A controlled trial found that in patients with acute decompensated congestive heart failure (CHF), outcomes were similar with administration by IV bolus and continuous infusion of furosemide, and similar whether the dose was the patient’s previous oral dose or 2.5 times that.
Acute CHF is a common reason for hospital admission of elderly patients, and IV loop diuretics are a well-established mainstay of treatment. There is, however, limited prospective evidence to show how these drugs can best be used and both method of administration and dose vary. Some evidence suggests that continuous infusion may be preferable to bolus dosing, and high doses might be more effective but are known to have the potential for adverse effects especially on renal function. The aim of this North American multi-centre trial was to clarify the issue by comparing standard vs. high dose, and continuous vs. bolus injection.
Participants were patients with acute decompensated CHF within 24 hours of presentation who had a past history of chronic CHF and were previously using a loop diuretic at a dose of 40mg to 240mg furosemide daily or equivalent. They were randomised to IV furosemide in low dose (total daily dose equivalent to previous daily oral loop diuretic dose as furosemide) or high-dose (dose 2.5 times previous oral dose) strategies, administered either by continuous infusion or as IV bolus in two divided doses given at 12-hour intervals. A double-blind, double-dummy design was used to ensure blinding. Two primary outcome measures were used: for efficacy, the patients' global assessment of symptoms, quantified as the area under the curve (AUC) of the score on a visual-analogue scale over the course of 72 hours, and for safety, the change in the serum creatinine level from baseline to 72 hours.
In total, 308 patients were randomised by 26 centres over a 20-month period. About three-quarters were male, their mean age was about 66, and their mean oral dose of loop diuretic was about 130mg furosemide or equivalent daily. In the comparison of administration methods, there were no significant differences between bolus and continuous infusion in either symptoms (mean AUC, 4236±1440 and 4373±1404, respectively; P=0.47) or in the mean change in the creatinine level (4.4±26.5 and 0.07±0.3 micromol/l respectively; P=0.45).

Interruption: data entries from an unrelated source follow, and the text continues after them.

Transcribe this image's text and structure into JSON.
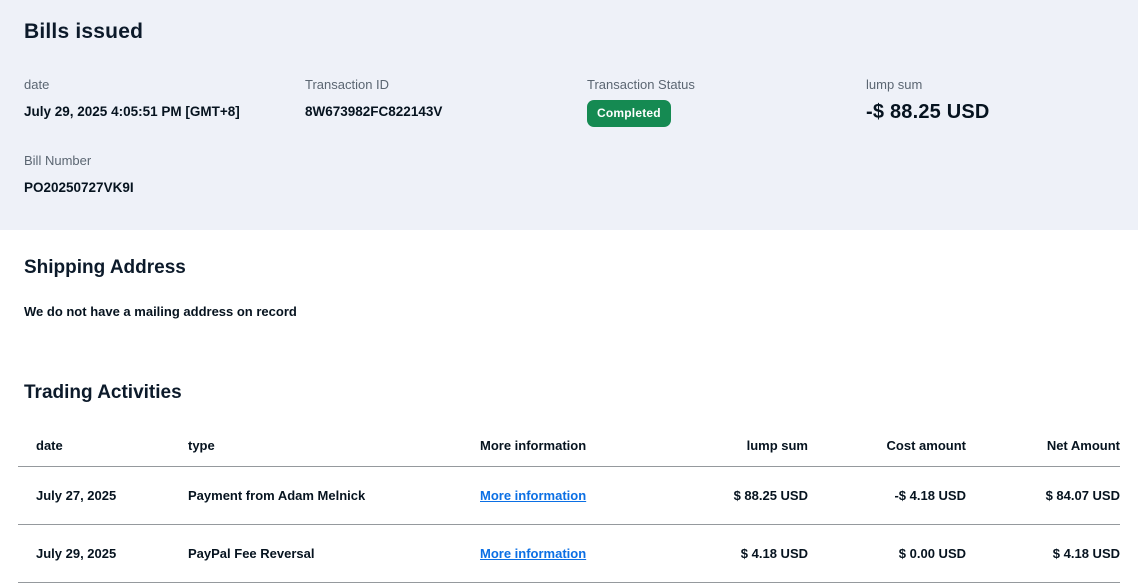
{
  "page": {
    "title": "Bills issued"
  },
  "summary": {
    "date": {
      "label": "date",
      "value": "July 29, 2025 4:05:51 PM [GMT+8]"
    },
    "transaction_id": {
      "label": "Transaction ID",
      "value": "8W673982FC822143V"
    },
    "status": {
      "label": "Transaction Status",
      "value": "Completed"
    },
    "lump_sum": {
      "label": "lump sum",
      "value": "-$ 88.25 USD"
    },
    "bill_number": {
      "label": "Bill Number",
      "value": "PO20250727VK9I"
    }
  },
  "shipping": {
    "title": "Shipping Address",
    "message": "We do not have a mailing address on record"
  },
  "trading": {
    "title": "Trading Activities",
    "columns": {
      "date": "date",
      "type": "type",
      "info": "More information",
      "lump_sum": "lump sum",
      "cost": "Cost amount",
      "net": "Net Amount"
    },
    "rows": [
      {
        "date": "July 27, 2025",
        "type": "Payment from Adam Melnick",
        "link": "More information",
        "lump_sum": "$ 88.25 USD",
        "cost": "-$ 4.18 USD",
        "net": "$ 84.07 USD"
      },
      {
        "date": "July 29, 2025",
        "type": "PayPal Fee Reversal",
        "link": "More information",
        "lump_sum": "$ 4.18 USD",
        "cost": "$ 0.00 USD",
        "net": "$ 4.18 USD"
      }
    ]
  },
  "colors": {
    "badge_green": "#158a52",
    "link_blue": "#0b6fe4",
    "band_background": "#eef1f8"
  }
}
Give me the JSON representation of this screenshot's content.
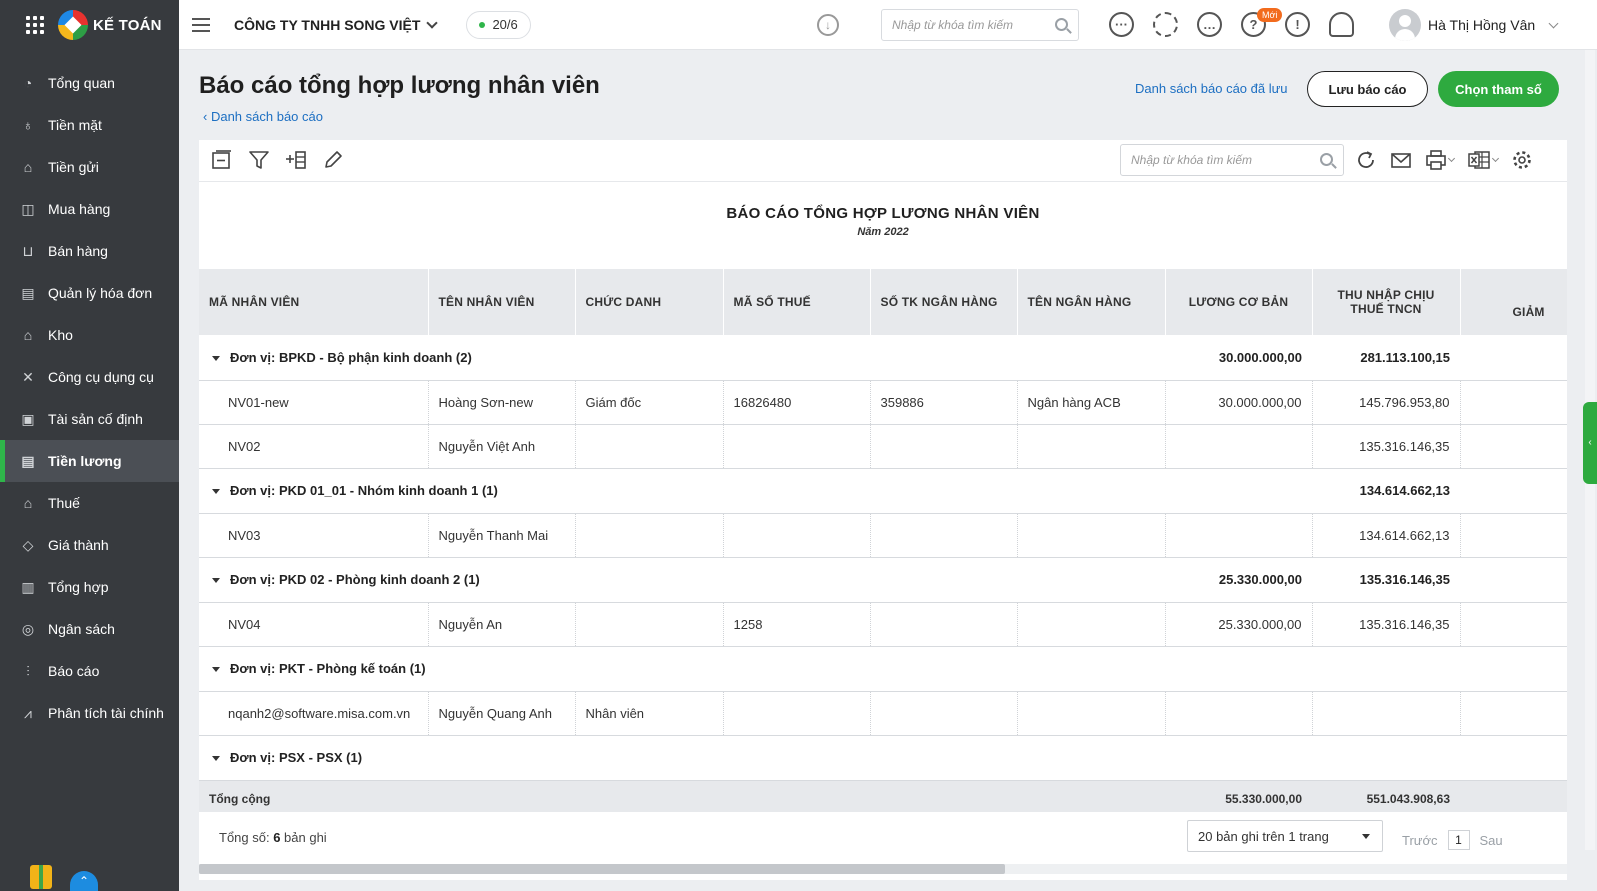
{
  "app": {
    "logo_text": "KẾ TOÁN",
    "company": "CÔNG TY TNHH SONG VIỆT",
    "date_badge": "20/6",
    "search_placeholder": "Nhập từ khóa tìm kiếm",
    "new_badge": "Mới",
    "user_name": "Hà Thị Hồng Vân",
    "accent_color": "#2eaa3f",
    "link_color": "#1d6fc2"
  },
  "sidebar": {
    "items": [
      {
        "label": "Tổng quan",
        "icon": "dashboard-icon"
      },
      {
        "label": "Tiền mặt",
        "icon": "cash-bag-icon"
      },
      {
        "label": "Tiền gửi",
        "icon": "bank-icon"
      },
      {
        "label": "Mua hàng",
        "icon": "shopping-bag-icon"
      },
      {
        "label": "Bán hàng",
        "icon": "cart-icon"
      },
      {
        "label": "Quản lý hóa đơn",
        "icon": "invoice-icon"
      },
      {
        "label": "Kho",
        "icon": "warehouse-icon"
      },
      {
        "label": "Công cụ dụng cụ",
        "icon": "tools-icon"
      },
      {
        "label": "Tài sản cố định",
        "icon": "asset-icon"
      },
      {
        "label": "Tiền lương",
        "icon": "payroll-icon"
      },
      {
        "label": "Thuế",
        "icon": "tax-icon"
      },
      {
        "label": "Giá thành",
        "icon": "price-tag-icon"
      },
      {
        "label": "Tổng hợp",
        "icon": "summary-icon"
      },
      {
        "label": "Ngân sách",
        "icon": "budget-icon"
      },
      {
        "label": "Báo cáo",
        "icon": "report-icon"
      },
      {
        "label": "Phân tích tài chính",
        "icon": "analytics-icon"
      }
    ],
    "active_index": 9
  },
  "page": {
    "title": "Báo cáo tổng hợp lương nhân viên",
    "back_link": "Danh sách báo cáo",
    "saved_reports_link": "Danh sách báo cáo đã lưu",
    "save_button": "Lưu báo cáo",
    "params_button": "Chọn tham số",
    "table_search_placeholder": "Nhập từ khóa tìm kiếm"
  },
  "report": {
    "title": "BÁO CÁO TỔNG HỢP LƯƠNG NHÂN VIÊN",
    "subtitle": "Năm 2022",
    "columns": [
      "MÃ NHÂN VIÊN",
      "TÊN NHÂN VIÊN",
      "CHỨC DANH",
      "MÃ SỐ THUẾ",
      "SỐ TK NGÂN HÀNG",
      "TÊN NGÂN HÀNG",
      "LƯƠNG CƠ BẢN",
      "THU NHẬP CHỊU THUẾ TNCN",
      "GIẢM"
    ],
    "rows": [
      {
        "type": "group",
        "label": "Đơn vị:  BPKD - Bộ phận kinh doanh  (2)",
        "salary": "30.000.000,00",
        "taxable": "281.113.100,15"
      },
      {
        "type": "row",
        "code": "NV01-new",
        "name": "Hoàng Sơn-new",
        "title": "Giám đốc",
        "tax_code": "16826480",
        "bank_acc": "359886",
        "bank": "Ngân hàng ACB",
        "salary": "30.000.000,00",
        "taxable": "145.796.953,80"
      },
      {
        "type": "row",
        "code": "NV02",
        "name": "Nguyễn Việt Anh",
        "title": "",
        "tax_code": "",
        "bank_acc": "",
        "bank": "",
        "salary": "",
        "taxable": "135.316.146,35"
      },
      {
        "type": "group",
        "label": "Đơn vị:  PKD 01_01 - Nhóm kinh doanh 1  (1)",
        "salary": "",
        "taxable": "134.614.662,13"
      },
      {
        "type": "row",
        "code": "NV03",
        "name": "Nguyễn Thanh Mai",
        "title": "",
        "tax_code": "",
        "bank_acc": "",
        "bank": "",
        "salary": "",
        "taxable": "134.614.662,13"
      },
      {
        "type": "group",
        "label": "Đơn vị:  PKD 02 - Phòng kinh doanh 2  (1)",
        "salary": "25.330.000,00",
        "taxable": "135.316.146,35"
      },
      {
        "type": "row",
        "code": "NV04",
        "name": "Nguyễn An",
        "title": "",
        "tax_code": "1258",
        "bank_acc": "",
        "bank": "",
        "salary": "25.330.000,00",
        "taxable": "135.316.146,35"
      },
      {
        "type": "group",
        "label": "Đơn vị:  PKT - Phòng kế toán  (1)",
        "salary": "",
        "taxable": ""
      },
      {
        "type": "row",
        "code": "nqanh2@software.misa.com.vn",
        "name": "Nguyễn Quang Anh",
        "title": "Nhân viên",
        "tax_code": "",
        "bank_acc": "",
        "bank": "",
        "salary": "",
        "taxable": ""
      },
      {
        "type": "group",
        "label": "Đơn vị:  PSX - PSX  (1)",
        "salary": "",
        "taxable": ""
      }
    ],
    "total": {
      "label": "Tổng cộng",
      "salary": "55.330.000,00",
      "taxable": "551.043.908,63"
    }
  },
  "footer": {
    "total_prefix": "Tổng số: ",
    "total_count": "6",
    "total_suffix": " bản ghi",
    "page_size": "20 bản ghi trên 1 trang",
    "prev": "Trước",
    "page": "1",
    "next": "Sau"
  }
}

There were also no significant differences between the high-dose and low-dose groups in the primary outcomes, although there was a non-significant trend in favour of high-dose for symptoms (mean AUC, 4430±1401 vs. 4171±1436; P=0.06) with no significant difference for safety (7.1±26.5 vs. 3.5±26.5 micromol/l respectively, P=0.21). Compared to the low dose strategy, higher doses were associated with improvements in some secondary efficacy outcomes (net fluid loss, weight loss, and relief from dyspnoea), but also with transient worsening in one of the secondary endpoints (renal function).
The authors conclude that in patients with acute decompensated CHF, there was no difference between IV loop diuretic administered as continuous infusion or 12-hourly bolus. They comment that this is contrary to the findings of previous, but much smaller trials, and note possible reasons for this. The high-dose strategy was not associated with significant benefits in the primary outcome, but neither was there a significant difference in the safety outcome. Secondary outcomes suggested possible benefits from higher doses in more rapid symptom relief, particularly dyspnoea, and although there was an increased risk of transient worsening of renal function this did not affect outcomes at 60 days.
An accompanying editorial discusses the study. The author welcomes the study, noting that there is little controlled trial evidence on the use of these drugs in acute CHF. He suggests that its results support the use of bolus injections as being more convenient and equally effective, and that higher doses are preferred as giving better symptom relief without significant added toxicity.